Quant au film de Cassavetes, Opening Night, il est consacré comme les deux précédents au même sujet, à savoir le métier de star, et trans­pose de la même manière les codes de Hollywood dans l’univers théâtral de Broadway. Autres similitudes justifiant la comparaison proposée, il comporte d’une part une utilisation du même code photographique, ce qui crée un effet citationnel venant s’ajouter aux nombreuses autres citations du film de Cukor16, et, d’autre part, une représentation de la dialectique du sentiment par le biais d’une histoire qui rappelle celle d’Eve Harrington, mais à l’envers, pour ainsi dire. Cette histoire est celle de Myrtle Brown, star de Broadway, qui rencontre une admiratrice passionnée à sa sortie du théâtre (comme Margo Channing) représentant le sentiment d’idolâtrie si souvent reproché aux spectateurs du cinéma hollywoodien. Mais Myrtle (à la différence de Margo qui est hantée puis supplantée par son admiratrice) est hantée par des apparitions de cette jeune fille après la mort brutale de celle-ci devant le théâtre.
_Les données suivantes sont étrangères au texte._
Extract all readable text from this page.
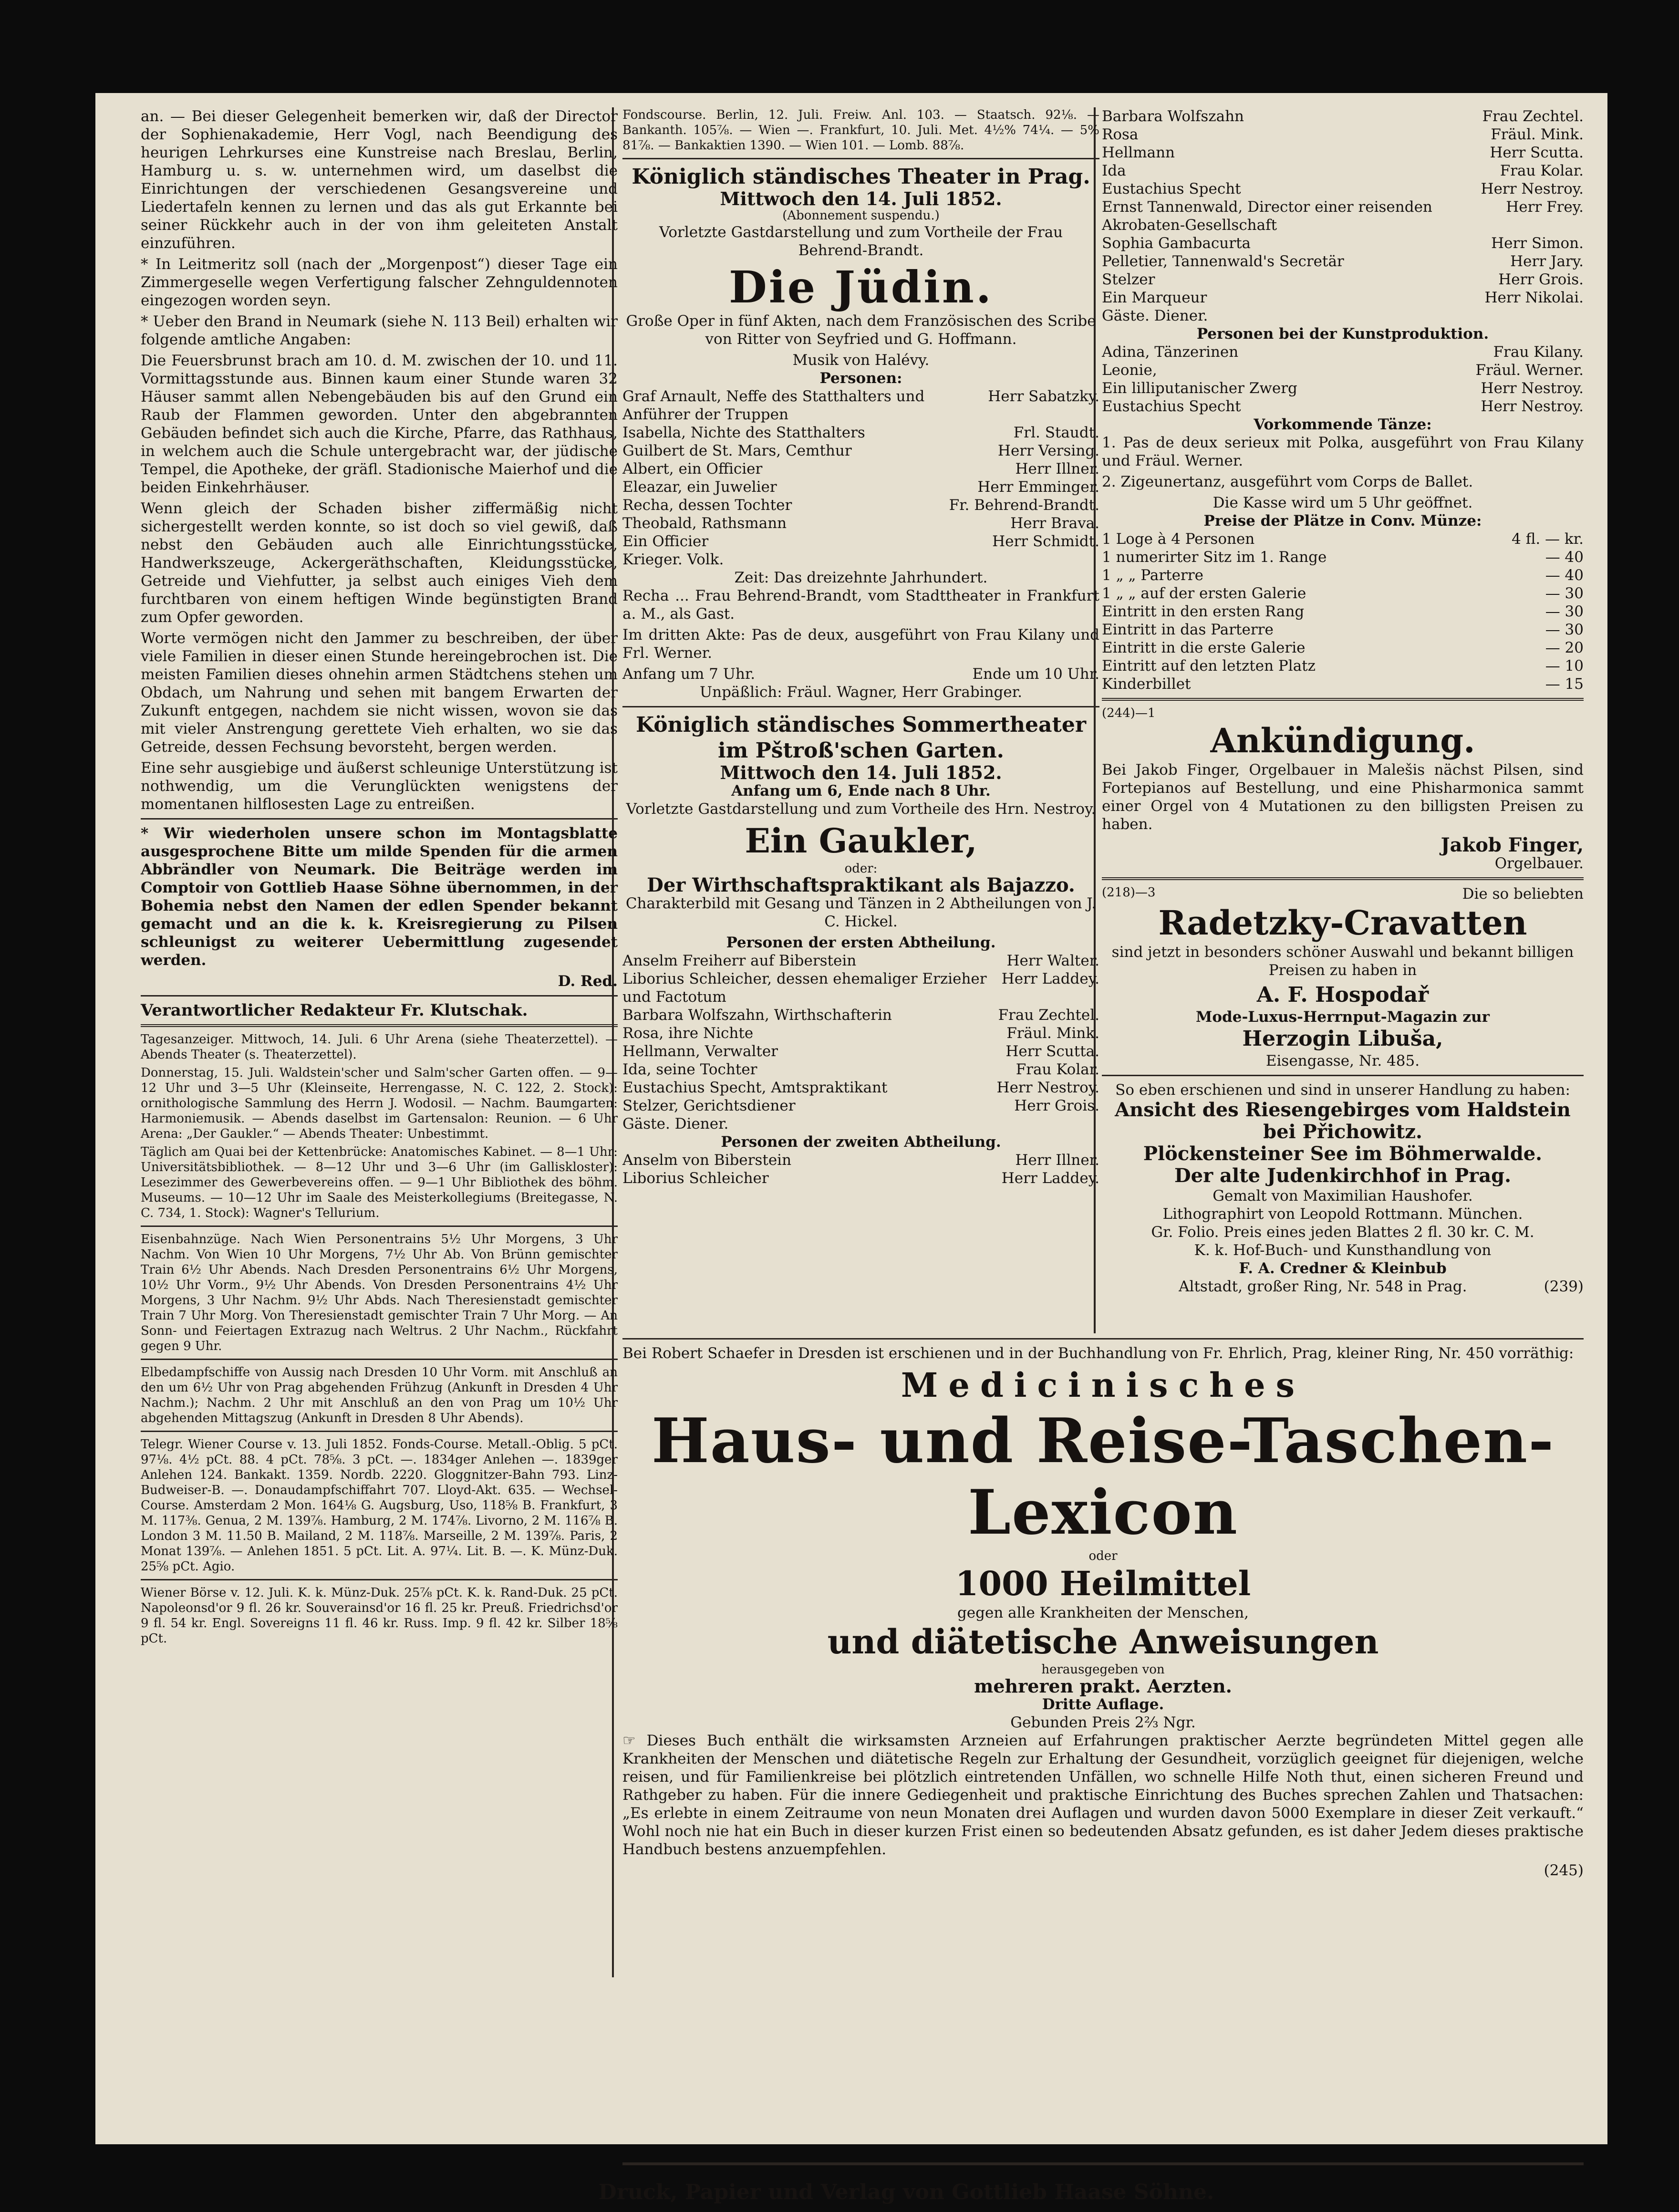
an. — Bei dieser Gelegenheit bemerken wir, daß der Director der Sophienakademie, Herr Vogl, nach Beendigung des heurigen Lehrkurses eine Kunstreise nach Breslau, Berlin, Hamburg u. s. w. unternehmen wird, um daselbst die Einrichtungen der verschiedenen Gesangsvereine und Liedertafeln kennen zu lernen und das als gut Erkannte bei seiner Rückkehr auch in der von ihm geleiteten Anstalt einzuführen.

* In Leitmeritz soll (nach der „Morgenpost“) dieser Tage ein Zimmergeselle wegen Verfertigung falscher Zehnguldennoten eingezogen worden seyn.

* Ueber den Brand in Neumark (siehe N. 113 Beil) erhalten wir folgende amtliche Angaben:

Die Feuersbrunst brach am 10. d. M. zwischen der 10. und 11. Vormittagsstunde aus. Binnen kaum einer Stunde waren 32 Häuser sammt allen Nebengebäuden bis auf den Grund ein Raub der Flammen geworden. Unter den abgebrannten Gebäuden befindet sich auch die Kirche, Pfarre, das Rathhaus, in welchem auch die Schule untergebracht war, der jüdische Tempel, die Apotheke, der gräfl. Stadionische Maierhof und die beiden Einkehrhäuser.

Wenn gleich der Schaden bisher ziffermäßig nicht sichergestellt werden konnte, so ist doch so viel gewiß, daß nebst den Gebäuden auch alle Einrichtungsstücke, Handwerkszeuge, Ackergeräthschaften, Kleidungsstücke, Getreide und Viehfutter, ja selbst auch einiges Vieh dem furchtbaren von einem heftigen Winde begünstigten Brand zum Opfer geworden.

Worte vermögen nicht den Jammer zu beschreiben, der über viele Familien in dieser einen Stunde hereingebrochen ist. Die meisten Familien dieses ohnehin armen Städtchens stehen um Obdach, um Nahrung und sehen mit bangem Erwarten der Zukunft entgegen, nachdem sie nicht wissen, wovon sie das mit vieler Anstrengung gerettete Vieh erhalten, wo sie das Getreide, dessen Fechsung bevorsteht, bergen werden.

Eine sehr ausgiebige und äußerst schleunige Unterstützung ist nothwendig, um die Verunglückten wenigstens der momentanen hilflosesten Lage zu entreißen.

* Wir wiederholen unsere schon im Montagsblatte ausgesprochene Bitte um milde Spenden für die armen Abbrändler von Neumark. Die Beiträge werden im Comptoir von Gottlieb Haase Söhne übernommen, in der Bohemia nebst den Namen der edlen Spender bekannt gemacht und an die k. k. Kreisregierung zu Pilsen schleunigst zu weiterer Uebermittlung zugesendet werden.

D. Red.

Verantwortlicher Redakteur Fr. Klutschak.

Tagesanzeiger. Mittwoch, 14. Juli. 6 Uhr Arena (siehe Theaterzettel). — Abends Theater (s. Theaterzettel).

Donnerstag, 15. Juli. Waldstein'scher und Salm'scher Garten offen. — 9—12 Uhr und 3—5 Uhr (Kleinseite, Herrengasse, N. C. 122, 2. Stock): ornithologische Sammlung des Herrn J. Wodosil. — Nachm. Baumgarten: Harmoniemusik. — Abends daselbst im Gartensalon: Reunion. — 6 Uhr Arena: „Der Gaukler.“ — Abends Theater: Unbestimmt.

Täglich am Quai bei der Kettenbrücke: Anatomisches Kabinet. — 8—1 Uhr: Universitätsbibliothek. — 8—12 Uhr und 3—6 Uhr (im Galliskloster): Lesezimmer des Gewerbevereins offen. — 9—1 Uhr Bibliothek des böhm. Museums. — 10—12 Uhr im Saale des Meisterkollegiums (Breitegasse, N. C. 734, 1. Stock): Wagner's Tellurium.

Eisenbahnzüge. Nach Wien Personentrains 5½ Uhr Morgens, 3 Uhr Nachm. Von Wien 10 Uhr Morgens, 7½ Uhr Ab. Von Brünn gemischter Train 6½ Uhr Abends. Nach Dresden Personentrains 6½ Uhr Morgens, 10½ Uhr Vorm., 9½ Uhr Abends. Von Dresden Personentrains 4½ Uhr Morgens, 3 Uhr Nachm. 9½ Uhr Abds. Nach Theresienstadt gemischter Train 7 Uhr Morg. Von Theresienstadt gemischter Train 7 Uhr Morg. — An Sonn- und Feiertagen Extrazug nach Weltrus. 2 Uhr Nachm., Rückfahrt gegen 9 Uhr.

Elbedampfschiffe von Aussig nach Dresden 10 Uhr Vorm. mit Anschluß an den um 6½ Uhr von Prag abgehenden Frühzug (Ankunft in Dresden 4 Uhr Nachm.); Nachm. 2 Uhr mit Anschluß an den von Prag um 10½ Uhr abgehenden Mittagszug (Ankunft in Dresden 8 Uhr Abends).

Telegr. Wiener Course v. 13. Juli 1852. Fonds-Course. Metall.-Oblig. 5 pCt. 97⅛. 4½ pCt. 88. 4 pCt. 78⅝. 3 pCt. —. 1834ger Anlehen —. 1839ger Anlehen 124. Bankakt. 1359. Nordb. 2220. Gloggnitzer-Bahn 793. Linz-Budweiser-B. —. Donaudampfschiffahrt 707. Lloyd-Akt. 635. — Wechsel-Course. Amsterdam 2 Mon. 164⅛ G. Augsburg, Uso, 118⅝ B. Frankfurt, 3 M. 117⅜. Genua, 2 M. 139⅞. Hamburg, 2 M. 174⅞. Livorno, 2 M. 116⅞ B. London 3 M. 11.50 B. Mailand, 2 M. 118⅞. Marseille, 2 M. 139⅞. Paris, 2 Monat 139⅞. — Anlehen 1851. 5 pCt. Lit. A. 97¼. Lit. B. —. K. Münz-Duk. 25⅝ pCt. Agio.

Wiener Börse v. 12. Juli. K. k. Münz-Duk. 25⅞ pCt. K. k. Rand-Duk. 25 pCt. Napoleonsd'or 9 fl. 26 kr. Souverainsd'or 16 fl. 25 kr. Preuß. Friedrichsd'or 9 fl. 54 kr. Engl. Sovereigns 11 fl. 46 kr. Russ. Imp. 9 fl. 42 kr. Silber 18⅝ pCt.

Fondscourse. Berlin, 12. Juli. Freiw. Anl. 103. — Staatsch. 92⅛. — Bankanth. 105⅞. — Wien —. Frankfurt, 10. Juli. Met. 4½% 74¼. — 5% 81⅞. — Bankaktien 1390. — Wien 101. — Lomb. 88⅞.

Königlich ständisches Theater in Prag.
Mittwoch den 14. Juli 1852.
(Abonnement suspendu.)

Vorletzte Gastdarstellung und zum Vortheile der Frau Behrend-Brandt.

Die Jüdin.

Große Oper in fünf Akten, nach dem Französischen des Scribe von Ritter von Seyfried und G. Hoffmann.

Musik von Halévy.
Personen:
Graf Arnault, Neffe des Statthalters und Anführer der Truppen
Herr Sabatzky.
Isabella, Nichte des Statthalters	Frl. Staudt.
Guilbert de St. Mars, Cemthur	Herr Versing.
Albert, ein Officier	Herr Illner.
Eleazar, ein Juwelier	Herr Emminger.
Recha, dessen Tochter	Fr. Behrend-Brandt.
Theobald, Rathsmann	Herr Brava.
Ein Officier	Herr Schmidt.
Krieger. Volk.
Zeit: Das dreizehnte Jahrhundert.

Recha ... Frau Behrend-Brandt, vom Stadttheater in Frankfurt a. M., als Gast.

Im dritten Akte: Pas de deux, ausgeführt von Frau Kilany und Frl. Werner.

Anfang um 7 Uhr.	Ende um 10 Uhr.
Unpäßlich: Fräul. Wagner, Herr Grabinger.
Königlich ständisches Sommertheater im Pštroß'schen Garten.
Mittwoch den 14. Juli 1852.
Anfang um 6, Ende nach 8 Uhr.

Vorletzte Gastdarstellung und zum Vortheile des Hrn. Nestroy.

Ein Gaukler,
oder:
Der Wirthschaftspraktikant als Bajazzo.

Charakterbild mit Gesang und Tänzen in 2 Abtheilungen von J. C. Hickel.

Personen der ersten Abtheilung.
Anselm Freiherr auf Biberstein	Herr Walter.
Liborius Schleicher, dessen ehemaliger Erzieher und Factotum
Herr Laddey.
Barbara Wolfszahn, Wirthschafterin	Frau Zechtel.
Rosa, ihre Nichte	Fräul. Mink.
Hellmann, Verwalter	Herr Scutta.
Ida, seine Tochter	Frau Kolar.
Eustachius Specht, Amtspraktikant	Herr Nestroy.
Stelzer, Gerichtsdiener	Herr Grois.
Gäste. Diener.
Personen der zweiten Abtheilung.
Anselm von Biberstein	Herr Illner.
Liborius Schleicher	Herr Laddey.
Barbara Wolfszahn	Frau Zechtel.
Rosa	Fräul. Mink.
Hellmann	Herr Scutta.
Ida	Frau Kolar.
Eustachius Specht	Herr Nestroy.
Ernst Tannenwald, Director einer reisenden Akrobaten-Gesellschaft
Herr Frey.
Sophia Gambacurta	Herr Simon.
Pelletier, Tannenwald's Secretär	Herr Jary.
Stelzer	Herr Grois.
Ein Marqueur	Herr Nikolai.
Gäste. Diener.
Personen bei der Kunstproduktion.
Adina, Tänzerinen	Frau Kilany.
Leonie,	Fräul. Werner.
Ein lilliputanischer Zwerg	Herr Nestroy.
Eustachius Specht	Herr Nestroy.
Vorkommende Tänze:

1. Pas de deux serieux mit Polka, ausgeführt von Frau Kilany und Fräul. Werner.

2. Zigeunertanz, ausgeführt vom Corps de Ballet.

Die Kasse wird um 5 Uhr geöffnet.
Preise der Plätze in Conv. Münze:
1 Loge à 4 Personen	4 fl. — kr.
1 numerirter Sitz im 1. Range	— 40
1 „ „ Parterre	— 40
1 „ „ auf der ersten Galerie	— 30
Eintritt in den ersten Rang	— 30
Eintritt in das Parterre	— 30
Eintritt in die erste Galerie	— 20
Eintritt auf den letzten Platz	— 10
Kinderbillet	— 15
(244)—1
Ankündigung.

Bei Jakob Finger, Orgelbauer in Malešis nächst Pilsen, sind Fortepianos auf Bestellung, und eine Phisharmonica sammt einer Orgel von 4 Mutationen zu den billigsten Preisen zu haben.

Jakob Finger,
Orgelbauer.
(218)—3	Die so beliebten
Radetzky-Cravatten

sind jetzt in besonders schöner Auswahl und bekannt billigen Preisen zu haben in

A. F. Hospodař
Mode-Luxus-Herrnput-Magazin zur
Herzogin Libuša,
Eisengasse, Nr. 485.
So eben erschienen und sind in unserer Handlung zu haben:
Ansicht des Riesengebirges vom Haldstein bei Přichowitz.
Plöckensteiner See im Böhmerwalde.
Der alte Judenkirchhof in Prag.
Gemalt von Maximilian Haushofer.
Lithographirt von Leopold Rottmann. München.
Gr. Folio. Preis eines jeden Blattes 2 fl. 30 kr. C. M.
K. k. Hof-Buch- und Kunsthandlung von
F. A. Credner & Kleinbub
Altstadt, großer Ring, Nr. 548 in Prag.	(239)

Bei Robert Schaefer in Dresden ist erschienen und in der Buchhandlung von Fr. Ehrlich, Prag, kleiner Ring, Nr. 450 vorräthig:

Medicinisches
Haus- und Reise-Taschen-Lexicon
oder
1000 Heilmittel
gegen alle Krankheiten der Menschen,
und diätetische Anweisungen
herausgegeben von
mehreren prakt. Aerzten.
Dritte Auflage.
Gebunden Preis 2⅔ Ngr.

☞ Dieses Buch enthält die wirksamsten Arzneien auf Erfahrungen praktischer Aerzte begründeten Mittel gegen alle Krankheiten der Menschen und diätetische Regeln zur Erhaltung der Gesundheit, vorzüglich geeignet für diejenigen, welche reisen, und für Familienkreise bei plötzlich eintretenden Unfällen, wo schnelle Hilfe Noth thut, einen sicheren Freund und Rathgeber zu haben. Für die innere Gediegenheit und praktische Einrichtung des Buches sprechen Zahlen und Thatsachen: „Es erlebte in einem Zeitraume von neun Monaten drei Auflagen und wurden davon 5000 Exemplare in dieser Zeit verkauft.“ Wohl noch nie hat ein Buch in dieser kurzen Frist einen so bedeutenden Absatz gefunden, es ist daher Jedem dieses praktische Handbuch bestens anzuempfehlen.

(245)
Druck, Papier und Verlag von Gottlieb Haase Söhne.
Au tout début du film, le sentiment d’adoration qu’éprouve la jeune Nancy tient du « sacré » comme le montre sa gestualité : elle se met presque à genoux, elle répète une litanie : « I love you », elle poursuit son idole sous la pluie, métaphore de ses larmes s’il en est. Mais ce sentiment tient aussi de l’instant magnifié, de la mise en scène et de l’engagement total : il s’agit d’un culte collectif, lié à un événement, celui de la sortie des acteurs (fort « clin d’œil » à Cukor ici). En effet, Myrtle sort en dernier et l’hystérie montante atteint le délire lorsqu’elle « paraît » (écho de la Serlienne de la Renaissance citée plus haut), tandis que la monstration est diégétisée de manière à projeter sur la scène un regard ironique, lorsque Maurice Adams (Cassavetes) montre du doigt sa partenaire, accompagnant ce geste de la voix : « Myrtle Gordon is the star ».

Mais, contrairement à All About Eve ou même à A Star Is Born, c’est l’inversion de leur relation initiale qui constitue le sujet central de ces apparitions : la jeune Nancy ne se comporte alors plus comme une ido­lâtre fanatique, mais comme le double de Myrtle, et c’est l’actrice vieil­lissante qui devient malgré elle comme possédée par l’image de la star qu’elle a été et veut à tout prix rester. En d’autres termes, Myrtle trans­pose sur les apparitions de son double fétiche la trame de « The Second Woman », pièce qu’elle répugne à jouer dans la forme autobiographique que lui a donnée Sarah Good, comme si cette dernière constituait un double encore plus menaçant et ignoble que la jeune Nancy.

Après ce rappel des faits, venons-en à l’examen de séquences parti­culières de Opening Night : l’une, avant même la sortie « théâtrale » de Myrtle dont il vient d’être question, utilise le code photographique, et les autres, consacrées à l’inversion du sentiment d’adoration, transposent ce code en un autre code tout aussi marqué par le culte de la star, le miroir – où nous suggérons de voir une métaphore de la photographie, à moins que ce ne soit l’inverse.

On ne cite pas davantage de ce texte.